Il pénétra dans le loft, buta sur une nouvelle pile de courrier au sol, et referma la porte avec soin.
Des rideaux de tissu étaient tirés le long des vitres. Il était à l’abri de tous les regards. Il fit volte-face et respira avec émotion l’air chargé de poussière.
Il était chez lui.
98
C’était une grande pièce d’un seul tenant, couvrant plus de cent mètres carrés. Une structure en métal riveté soutenait une haute verrière. Le sol était en béton peint gris. À gauche et à droite, des structures maçonnées en briques cadraient l’espace. Celle de gauche supportait un timbre d’office en pierre et des plaques électriques, assorties d’un réfrigérateur et d’un lave-vaisselle. Celle de droite égrenait d’innombrables tubes de couleurs, palettes, produits chimiques, bacs aux teintes desséchées et aux croûtes pétrifiées, cadres, toiles roulées…
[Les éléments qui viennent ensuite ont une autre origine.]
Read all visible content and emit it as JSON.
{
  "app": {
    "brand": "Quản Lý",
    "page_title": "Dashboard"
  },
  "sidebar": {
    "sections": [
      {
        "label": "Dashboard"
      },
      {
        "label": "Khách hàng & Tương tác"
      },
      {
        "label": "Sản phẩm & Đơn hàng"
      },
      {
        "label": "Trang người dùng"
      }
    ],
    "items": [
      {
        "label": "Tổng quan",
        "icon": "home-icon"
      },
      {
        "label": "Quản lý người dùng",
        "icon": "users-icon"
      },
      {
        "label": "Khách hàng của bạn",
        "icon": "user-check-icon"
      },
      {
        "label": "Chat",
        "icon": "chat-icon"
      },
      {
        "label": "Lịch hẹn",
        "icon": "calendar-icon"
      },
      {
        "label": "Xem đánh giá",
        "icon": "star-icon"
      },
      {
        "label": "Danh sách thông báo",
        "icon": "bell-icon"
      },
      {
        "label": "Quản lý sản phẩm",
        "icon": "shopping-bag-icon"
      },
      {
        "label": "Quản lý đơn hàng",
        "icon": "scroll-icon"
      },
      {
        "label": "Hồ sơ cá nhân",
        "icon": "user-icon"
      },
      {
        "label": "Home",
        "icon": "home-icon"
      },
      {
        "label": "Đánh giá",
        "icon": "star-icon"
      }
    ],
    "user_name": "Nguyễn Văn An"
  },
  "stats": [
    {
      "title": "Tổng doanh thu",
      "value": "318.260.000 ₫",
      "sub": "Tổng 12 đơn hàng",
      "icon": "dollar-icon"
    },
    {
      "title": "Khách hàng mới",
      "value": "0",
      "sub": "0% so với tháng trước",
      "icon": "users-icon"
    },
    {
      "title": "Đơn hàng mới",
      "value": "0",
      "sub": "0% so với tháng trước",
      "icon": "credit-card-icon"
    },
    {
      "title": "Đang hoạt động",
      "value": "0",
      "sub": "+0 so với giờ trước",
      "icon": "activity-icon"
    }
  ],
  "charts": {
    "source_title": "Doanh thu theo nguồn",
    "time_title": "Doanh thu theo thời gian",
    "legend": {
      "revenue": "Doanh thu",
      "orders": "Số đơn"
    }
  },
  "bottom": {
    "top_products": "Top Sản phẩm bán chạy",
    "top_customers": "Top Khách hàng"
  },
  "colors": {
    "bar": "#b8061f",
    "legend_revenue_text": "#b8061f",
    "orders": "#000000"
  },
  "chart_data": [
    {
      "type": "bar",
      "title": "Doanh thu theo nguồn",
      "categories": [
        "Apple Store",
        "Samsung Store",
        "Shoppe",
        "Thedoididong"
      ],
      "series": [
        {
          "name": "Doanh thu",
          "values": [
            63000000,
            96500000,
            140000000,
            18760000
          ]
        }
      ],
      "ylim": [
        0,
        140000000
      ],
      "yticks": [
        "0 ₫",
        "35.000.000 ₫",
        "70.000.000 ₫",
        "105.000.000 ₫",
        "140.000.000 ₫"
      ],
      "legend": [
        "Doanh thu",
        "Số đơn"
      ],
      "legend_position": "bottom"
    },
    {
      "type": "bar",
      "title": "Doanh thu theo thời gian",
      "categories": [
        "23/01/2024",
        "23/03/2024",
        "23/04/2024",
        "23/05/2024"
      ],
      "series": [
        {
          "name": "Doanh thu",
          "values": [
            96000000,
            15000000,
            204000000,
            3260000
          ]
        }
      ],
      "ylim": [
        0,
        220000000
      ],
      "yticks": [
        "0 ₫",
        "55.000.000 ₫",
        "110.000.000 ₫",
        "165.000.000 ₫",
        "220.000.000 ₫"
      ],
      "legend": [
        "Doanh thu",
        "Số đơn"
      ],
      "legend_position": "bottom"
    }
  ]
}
Un détail attira l’attention de Narcisse. Au fond du loft, sous une mezzanine, une table d’architecte inclinée s’appuyait sur une autre verrière, dont la vue était dissimulée par des bambous. Il s’approcha. Des dessins publicitaires, des « roughs » étaient encore visibles, au feutre ou au fusain. Certains étaient même encadrés et fixés au mur, au-dessus de la table.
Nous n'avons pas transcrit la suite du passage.